Pretty much my father was irrelevant since so much had moved to the web. He was just a simple missile test systems engineer, working with older systems. But whatever corporate culture Raytheon possessed, they never taught him how to stay hungry and pro-active with his career. Instead, the theoretical comfort of having this large corporation pretty much care for the bulk of your needs pretty much rendered him into this complicit creature that could not progress on his own two feet.

On top of that, my dad was horrible with finances. My mother often would grow angry at how my father would recklessly spend our money. Sure, he earned it but he never bothered to take a deep look at how he was using it. And when he got laid off, he had some savings from their retirement plan but it wasn’t enough. Shortly thereafter as a result of having very poor habits and a lack of control on his spending, he quickly ran through all that money, leaving him a broke man, dependent upon my mother.

My mother wasn’t that great at saving neither. Although she did try to manage to family finances, she did waste a lot too on superfluous junk. We had so much junk everywhere that never worked. I felt my mother was someone who was definitely a product of being brainwashed from television or stupid magazine articles. Obviously, things became worse when she ended up being the sole bread winner once my dad had his stroke but I felt she could’ve done more early on with her life.

Of course, all this is really tough to preach considering how everyone handles things differently. It’s easy to be away and describe what people ought to do whereas doing those things can be a lot tougher. That said, what’s important in this is to recognize the core problems through these harsh life lessons.

For me feeling that threat of companies being unstable (especially after witnessing things like Lehman Shock in Japan), the poor support from the government, the utter madness of our government leaders (not just the US but virtually every government in existence), etc. I simply came to the conclusion that you can only depend upon yourself.

And in depending upon yourself, you have to make sure you can survive in that environment. In my case, surviving means keeping on top of things, remaining relevant, staying lean and hungry even when the money is floating around, never truly getting too comfortable and keeping my ear very close to the ground. The abstract part of staying up to date in order to help progress technology is a nice ideal, but the reality of staying up to date really is about making sure you can survive every day.

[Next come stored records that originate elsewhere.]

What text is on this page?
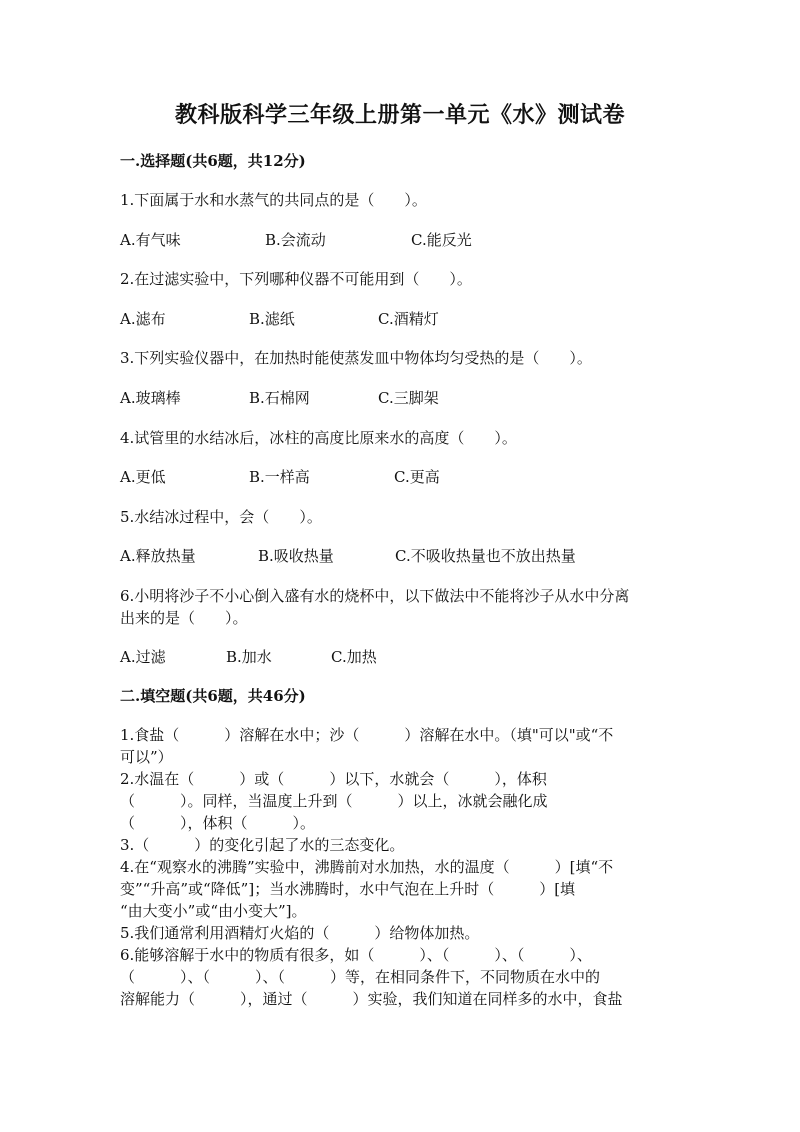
教科版科学三年级上册第一单元《水》测试卷
一.选择题(共6题，共12分)
1.下面属于水和水蒸气的共同点的是（　　）。
A.有气味	B.会流动	C.能反光
2.在过滤实验中，下列哪种仪器不可能用到（　　）。
A.滤布	B.滤纸	C.酒精灯
3.下列实验仪器中，在加热时能使蒸发皿中物体均匀受热的是（　　）。
A.玻璃棒	B.石棉网	C.三脚架
4.试管里的水结冰后，冰柱的高度比原来水的高度（　　）。
A.更低	B.一样高	C.更高
5.水结冰过程中，会（　　）。
A.释放热量	B.吸收热量	C.不吸收热量也不放出热量
6.小明将沙子不小心倒入盛有水的烧杯中，以下做法中不能将沙子从水中分离
出来的是（　　）。
A.过滤	B.加水	C.加热
二.填空题(共6题，共46分)

1.食盐（　　　）溶解在水中；沙（　　　）溶解在水中。（填"可以"或“不

可以”）

2.水温在（　　　）或（　　　）以下，水就会（　　　），体积

（　　　）。同样，当温度上升到（　　　）以上，冰就会融化成

（　　　），体积（　　　）。

3.（　　　）的变化引起了水的三态变化。

4.在“观察水的沸腾”实验中，沸腾前对水加热，水的温度（　　　）[填“不

变”“升高”或“降低”]；当水沸腾时，水中气泡在上升时（　　　）[填

“由大变小”或“由小变大”]。

5.我们通常利用酒精灯火焰的（　　　）给物体加热。

6.能够溶解于水中的物质有很多，如（　　　）、（　　　）、（　　　）、

（　　　）、（　　　）、（　　　）等，在相同条件下，不同物质在水中的

溶解能力（　　　），通过（　　　）实验，我们知道在同样多的水中，食盐
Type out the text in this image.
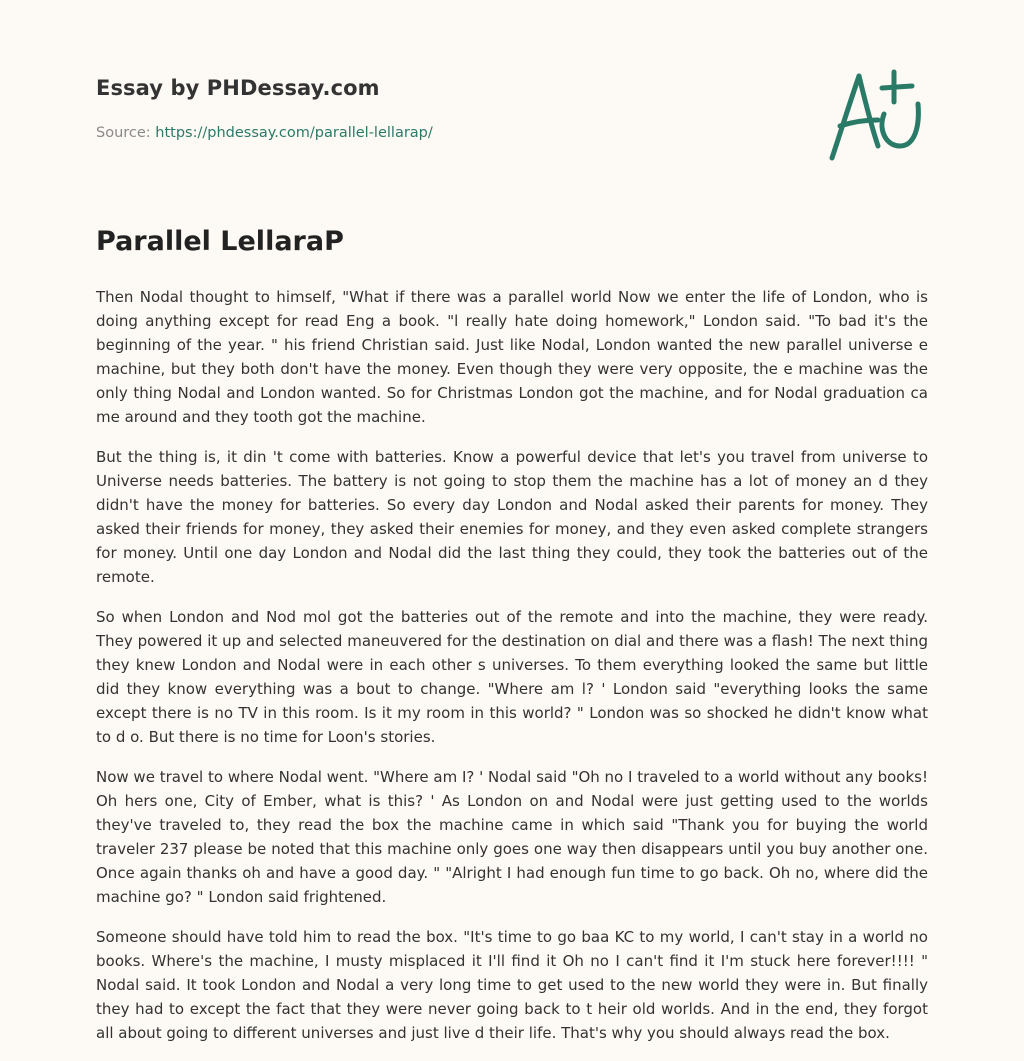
Essay by PHDessay.com
Source: https://phdessay.com/parallel-lellarap/
Parallel LellaraP

Then Nodal thought to himself, "What if there was a parallel world Now we enter the life of London, who is doing anything except for read Eng a book. "l really hate doing homework," London said. "To bad it's the beginning of the year. " his friend Christian said. Just like Nodal, London wanted the new parallel universe e machine, but they both don't have the money. Even though they were very opposite, the e machine was the only thing Nodal and London wanted. So for Christmas London got the machine, and for Nodal graduation ca me around and they tooth got the machine.

But the thing is, it din 't come with batteries. Know a powerful device that let's you travel from universe to Universe needs batteries. The battery is not going to stop them the machine has a lot of money an d they didn't have the money for batteries. So every day London and Nodal asked their parents for money. They asked their friends for money, they asked their enemies for money, and they even asked complete strangers for money. Until one day London and Nodal did the last thing they could, they took the batteries out of the remote.

So when London and Nod mol got the batteries out of the remote and into the machine, they were ready. They powered it up and selected maneuvered for the destination on dial and there was a flash! The next thing they knew London and Nodal were in each other s universes. To them everything looked the same but little did they know everything was a bout to change. "Where am l? ' London said "everything looks the same except there is no TV in this room. Is it my room in this world? " London was so shocked he didn't know what to d o. But there is no time for Loon's stories.

Now we travel to where Nodal went. "Where am I? ' Nodal said "Oh no I traveled to a world without any books! Oh hers one, City of Ember, what is this? ' As London on and Nodal were just getting used to the worlds they've traveled to, they read the box the machine came in which said "Thank you for buying the world traveler 237 please be noted that this machine only goes one way then disappears until you buy another one. Once again thanks oh and have a good day. " "Alright I had enough fun time to go back. Oh no, where did the machine go? " London said frightened.

Someone should have told him to read the box. "It's time to go baa KC to my world, I can't stay in a world no books. Where's the machine, I musty misplaced it I'll find it Oh no I can't find it I'm stuck here forever!!!! " Nodal said. It took London and Nodal a very long time to get used to the new world they were in. But finally they had to except the fact that they were never going back to t heir old worlds. And in the end, they forgot all about going to different universes and just live d their life. That's why you should always read the box.
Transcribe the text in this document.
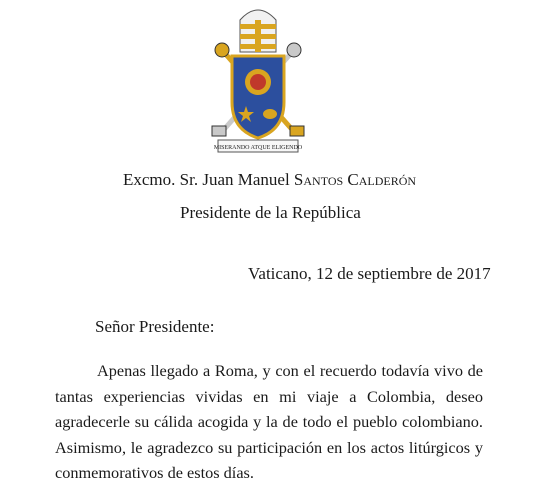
MISERANDO ATQUE ELIGENDO
Excmo. Sr. Juan Manuel Santos Calderón
Presidente de la República
Vaticano, 12 de septiembre de 2017
Señor Presidente:
Apenas llegado a Roma, y con el recuerdo todavía vivo de tantas experiencias vividas en mi viaje a Colombia, deseo agradecerle su cálida acogida y la de todo el pueblo colombiano. Asimismo, le agradezco su participación en los actos litúrgicos y conmemorativos de estos días.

At the end of the day, I still love the tech industry because I’ve managed to have a decent career and lived far better than if I had become an English teacher in Japan. But there are so many days where you look at what you’re doing and feel a great deal of shame. I mean, you being alive at a job implies that someone else doesn’t have that spot.

But you can’t live like that. Instead, you just keep pushing forward, recognize your mistakes, learn, admit when you’re wrong, embrace failure, realize that there’s always going to be someone far more intelligent than you and not taking things for granted. If you can follow those rules along with using simple common sense, you won’t have to worry. It all comes naturally.